Além da total autonomia sobre o conteúdo, o jornalista é também o diagramador de seu blog, escolhendo layout, publicando fotos e vídeos. Também permite que, com seu contato direto com o público, mostre não só o texto final de uma reportagem, mas o processo de sua confecção. Uma pesquisa feita recentemente pelo Departamento de Jornalismo da Universidade de Málaga mostra ainda que 61,9% dos jornalistas blogueiros acreditam que a maior vantagem do veículo é a interatividade e o imediatismo; 52,4% apontam a liberdade editorial como o grande atrativo; 63% acreditam no blog, mas assumem que recebem muitos comentários ofensivos; e 75% admitem usar o blog apenas para expressar suas opiniões.

Para soltar a voz – ou os miados

Informação de atualidade não é a única matéria-prima dos blogs. Seu formato de publicação cronológica e a possibilidade de interação com o público fazem deles um excelente veículo para a arte também. Autores como Glória Perez, aproveitam esse espaço para discutir os rumos de sua novela – enquanto a obra está no ar. Poetas publicam seus textos e aguardam ansiosos os comentários dos leitores. Quadrinistas usam esse espaço para divulgar seus personagens e suas tirinhas.

O uso pedagógico dos blogs também é uma vertente que cresce a cada dia. Não só como repositório de conteúdo de aulas, mas como espaço de ensino e aprendizagem. Blogs utilizados como diário de classe, como projetos interdisciplinares, os exemplos são variados. Aos poucos, a lousa e o giz começam a dar lugar à tela do computador. No Colégio Humboldt, em São Paulo, por exemplo, a professora Anaídes Maria da Silva aproveitou uma viagem de sua classe para a vila de Paranapiacaba, na Serra do Mar, e incentivou

os alunos a criar um blog para postar fotos e poesias criadas a partir da experiência vivida. Uma das alunas publicou mais de 100 poesias – é um ensaio para um futuro livro, confessou a menina.

E há aqueles também que optam por narrativas inusitadas. No blog japonês Midori-san, uma planta de 40 centímetros de altura “escreve” posts diários. Para isso, sensores elétricos posicionados ao redor da plantam captam sinais – que são influenciados por fatores como o toque humano, a temperatura, a iluminação e o clima –, enviando-os para um computador. Um algoritmos converte os sinais em textos que são publicados automaticamente no blog. Outro blog japonês, Sinsimaru, tem como tema as aventuras diárias de um gato em um pequeno apartamento. Em postagens quase que diárias, seu dono narra – na voz de Maru, o gato – as peripécias e desejos do felino. Além de textos, a saga de Maru é retratada em fotos e vídeos – e gerou um canal no YouTube que também é sucesso de público.

O outro lado da moeda

É claro que, como em qualquer outra atividade humana, nem tudo são flores na blogosfera. Um problema imediato, que pode ser percebido em uma pesquisa rápida pelo Google, é a quantidade imensa de informações equivocadas que esses veículos publicam diariamente. Algumas vezes fica difícil para o internauta saber o que é verdade e o que não é – e acaba recorrendo àqueles blogs cujos autores já conseguiram criar uma boa reputação.

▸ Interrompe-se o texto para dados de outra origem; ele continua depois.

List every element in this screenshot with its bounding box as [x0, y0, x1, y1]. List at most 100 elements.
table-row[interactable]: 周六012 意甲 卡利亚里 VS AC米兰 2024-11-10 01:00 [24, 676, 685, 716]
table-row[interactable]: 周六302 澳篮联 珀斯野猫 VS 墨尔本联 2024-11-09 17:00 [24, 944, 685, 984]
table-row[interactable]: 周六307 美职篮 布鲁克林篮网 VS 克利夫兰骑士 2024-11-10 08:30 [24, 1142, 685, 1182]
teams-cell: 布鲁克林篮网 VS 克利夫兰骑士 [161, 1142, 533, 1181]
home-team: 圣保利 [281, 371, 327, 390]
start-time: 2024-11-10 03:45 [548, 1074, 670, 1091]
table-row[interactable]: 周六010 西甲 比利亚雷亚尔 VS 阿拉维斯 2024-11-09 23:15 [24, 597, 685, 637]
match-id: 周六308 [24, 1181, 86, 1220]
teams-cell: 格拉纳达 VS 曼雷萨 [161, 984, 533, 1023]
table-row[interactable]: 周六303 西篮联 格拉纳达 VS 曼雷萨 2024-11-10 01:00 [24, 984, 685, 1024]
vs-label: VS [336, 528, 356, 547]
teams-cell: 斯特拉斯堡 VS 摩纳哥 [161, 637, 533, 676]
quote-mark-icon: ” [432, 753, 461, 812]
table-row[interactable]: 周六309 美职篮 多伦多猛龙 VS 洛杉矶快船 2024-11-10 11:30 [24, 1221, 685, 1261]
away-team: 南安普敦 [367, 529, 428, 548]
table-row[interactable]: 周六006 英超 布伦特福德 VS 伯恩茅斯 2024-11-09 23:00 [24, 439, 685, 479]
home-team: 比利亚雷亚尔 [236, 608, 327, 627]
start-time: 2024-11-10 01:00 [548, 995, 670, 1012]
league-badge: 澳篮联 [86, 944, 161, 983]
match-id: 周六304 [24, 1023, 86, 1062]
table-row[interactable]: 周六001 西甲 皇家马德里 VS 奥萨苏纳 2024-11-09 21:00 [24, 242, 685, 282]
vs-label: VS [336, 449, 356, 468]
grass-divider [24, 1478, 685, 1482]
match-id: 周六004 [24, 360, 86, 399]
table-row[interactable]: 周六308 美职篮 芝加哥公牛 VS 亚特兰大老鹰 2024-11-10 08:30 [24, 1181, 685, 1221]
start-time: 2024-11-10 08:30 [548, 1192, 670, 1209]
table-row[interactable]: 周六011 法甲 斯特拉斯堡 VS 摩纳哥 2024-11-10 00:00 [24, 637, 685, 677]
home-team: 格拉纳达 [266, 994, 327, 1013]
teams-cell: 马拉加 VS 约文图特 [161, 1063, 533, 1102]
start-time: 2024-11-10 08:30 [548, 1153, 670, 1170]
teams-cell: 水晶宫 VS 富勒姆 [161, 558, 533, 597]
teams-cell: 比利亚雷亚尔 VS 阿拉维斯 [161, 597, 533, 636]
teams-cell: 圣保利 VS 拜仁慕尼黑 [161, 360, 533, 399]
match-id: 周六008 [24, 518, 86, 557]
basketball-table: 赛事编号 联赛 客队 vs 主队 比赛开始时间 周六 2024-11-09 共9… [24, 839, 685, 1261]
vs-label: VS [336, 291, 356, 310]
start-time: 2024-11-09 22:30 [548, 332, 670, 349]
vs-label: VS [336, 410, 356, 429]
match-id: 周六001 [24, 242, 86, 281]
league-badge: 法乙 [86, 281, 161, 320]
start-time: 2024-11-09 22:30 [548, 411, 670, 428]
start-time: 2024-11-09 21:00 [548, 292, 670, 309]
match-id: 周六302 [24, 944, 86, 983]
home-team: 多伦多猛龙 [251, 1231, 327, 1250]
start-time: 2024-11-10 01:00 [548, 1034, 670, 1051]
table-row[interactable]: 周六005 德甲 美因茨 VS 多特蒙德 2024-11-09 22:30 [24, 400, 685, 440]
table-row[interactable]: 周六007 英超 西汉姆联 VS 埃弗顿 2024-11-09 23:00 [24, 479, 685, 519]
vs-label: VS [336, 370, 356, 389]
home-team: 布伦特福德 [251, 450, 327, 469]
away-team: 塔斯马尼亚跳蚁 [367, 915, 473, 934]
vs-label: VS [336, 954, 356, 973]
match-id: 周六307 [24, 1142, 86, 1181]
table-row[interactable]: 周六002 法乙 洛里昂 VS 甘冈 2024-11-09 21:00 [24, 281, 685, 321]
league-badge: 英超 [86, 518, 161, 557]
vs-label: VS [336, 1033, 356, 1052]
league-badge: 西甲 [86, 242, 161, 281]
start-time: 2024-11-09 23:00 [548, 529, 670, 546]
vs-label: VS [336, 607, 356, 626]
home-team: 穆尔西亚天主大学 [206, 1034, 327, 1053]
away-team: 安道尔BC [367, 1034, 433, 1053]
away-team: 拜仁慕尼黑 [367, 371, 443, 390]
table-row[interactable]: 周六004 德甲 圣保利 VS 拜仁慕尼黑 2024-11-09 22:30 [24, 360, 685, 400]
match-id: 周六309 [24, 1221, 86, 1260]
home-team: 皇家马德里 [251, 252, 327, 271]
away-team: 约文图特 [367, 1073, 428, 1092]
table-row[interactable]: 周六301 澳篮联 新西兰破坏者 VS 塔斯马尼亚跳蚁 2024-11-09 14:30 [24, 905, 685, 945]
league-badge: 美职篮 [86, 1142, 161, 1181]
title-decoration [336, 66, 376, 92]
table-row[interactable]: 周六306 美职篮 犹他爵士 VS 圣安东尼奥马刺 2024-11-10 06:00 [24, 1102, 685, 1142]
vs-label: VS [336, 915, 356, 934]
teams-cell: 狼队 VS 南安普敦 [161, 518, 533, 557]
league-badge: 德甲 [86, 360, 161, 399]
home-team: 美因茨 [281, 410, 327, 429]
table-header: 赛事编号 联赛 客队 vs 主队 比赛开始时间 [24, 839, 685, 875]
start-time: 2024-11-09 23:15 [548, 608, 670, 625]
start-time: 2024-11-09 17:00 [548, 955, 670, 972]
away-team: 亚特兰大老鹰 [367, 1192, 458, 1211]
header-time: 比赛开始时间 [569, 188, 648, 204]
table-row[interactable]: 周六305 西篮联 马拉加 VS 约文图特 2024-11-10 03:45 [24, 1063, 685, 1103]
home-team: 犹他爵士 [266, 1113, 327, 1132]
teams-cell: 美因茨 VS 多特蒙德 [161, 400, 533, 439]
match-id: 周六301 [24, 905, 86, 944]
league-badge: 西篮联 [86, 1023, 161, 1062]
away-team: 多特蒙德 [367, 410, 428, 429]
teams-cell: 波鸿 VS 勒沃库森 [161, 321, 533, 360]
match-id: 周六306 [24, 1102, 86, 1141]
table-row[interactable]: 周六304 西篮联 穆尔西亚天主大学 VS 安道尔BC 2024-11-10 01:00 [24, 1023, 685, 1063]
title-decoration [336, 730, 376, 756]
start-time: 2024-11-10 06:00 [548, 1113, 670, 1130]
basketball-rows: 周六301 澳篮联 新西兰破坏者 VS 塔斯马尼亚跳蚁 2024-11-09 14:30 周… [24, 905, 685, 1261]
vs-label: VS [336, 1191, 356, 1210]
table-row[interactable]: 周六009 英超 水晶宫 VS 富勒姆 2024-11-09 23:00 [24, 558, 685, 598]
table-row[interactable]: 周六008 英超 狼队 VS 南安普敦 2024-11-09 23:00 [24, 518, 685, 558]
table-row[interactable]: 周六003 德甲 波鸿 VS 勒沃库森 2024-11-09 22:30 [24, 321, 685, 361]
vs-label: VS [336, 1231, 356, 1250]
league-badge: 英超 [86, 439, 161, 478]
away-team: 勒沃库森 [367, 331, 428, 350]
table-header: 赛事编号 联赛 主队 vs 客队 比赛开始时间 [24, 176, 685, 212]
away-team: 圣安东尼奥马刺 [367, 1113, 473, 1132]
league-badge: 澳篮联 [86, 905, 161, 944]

Outro aspecto negativo dessa história, é o uso de blogs para disseminar ideários voltados para o racismo, o sexismo ou qualquer outro tipo de discriminação. Ou então blogs que formam comunidades que enaltecem transtornos alimentares como a anorexia e a bulimia. As comunidades “pro-ana” (em referência à anorexia) e “pro-mia” (em referência à bulimia) encontram nos blogs uma maneira de fortalecer suas crenças e conseguir novos adeptos.

A questão do direito autoral também se torna mais complexa com a proliferação dos blogs. Como evitar que uma foto ou um texto sejam copiados de um blog para outro? Já vi posts meus

copiados inteiros em outros blogs. Não ligo que usem meu material, mas fico muito chateada quando não citam de onde aquilo saiu,

reclama Cláudia Medeiros. Não é à toa que blogueiros mais experientes evitam replicar material sem fonte. No meu blog tenho

a mesma responsabilidade que teria se estivesse editando um jornal nos modelos tradicionais, garante Luiz Carlos Azenha. Afinal, qualquer blog também tem responsabilidades jurídicas. E ninguém pode fugir disso.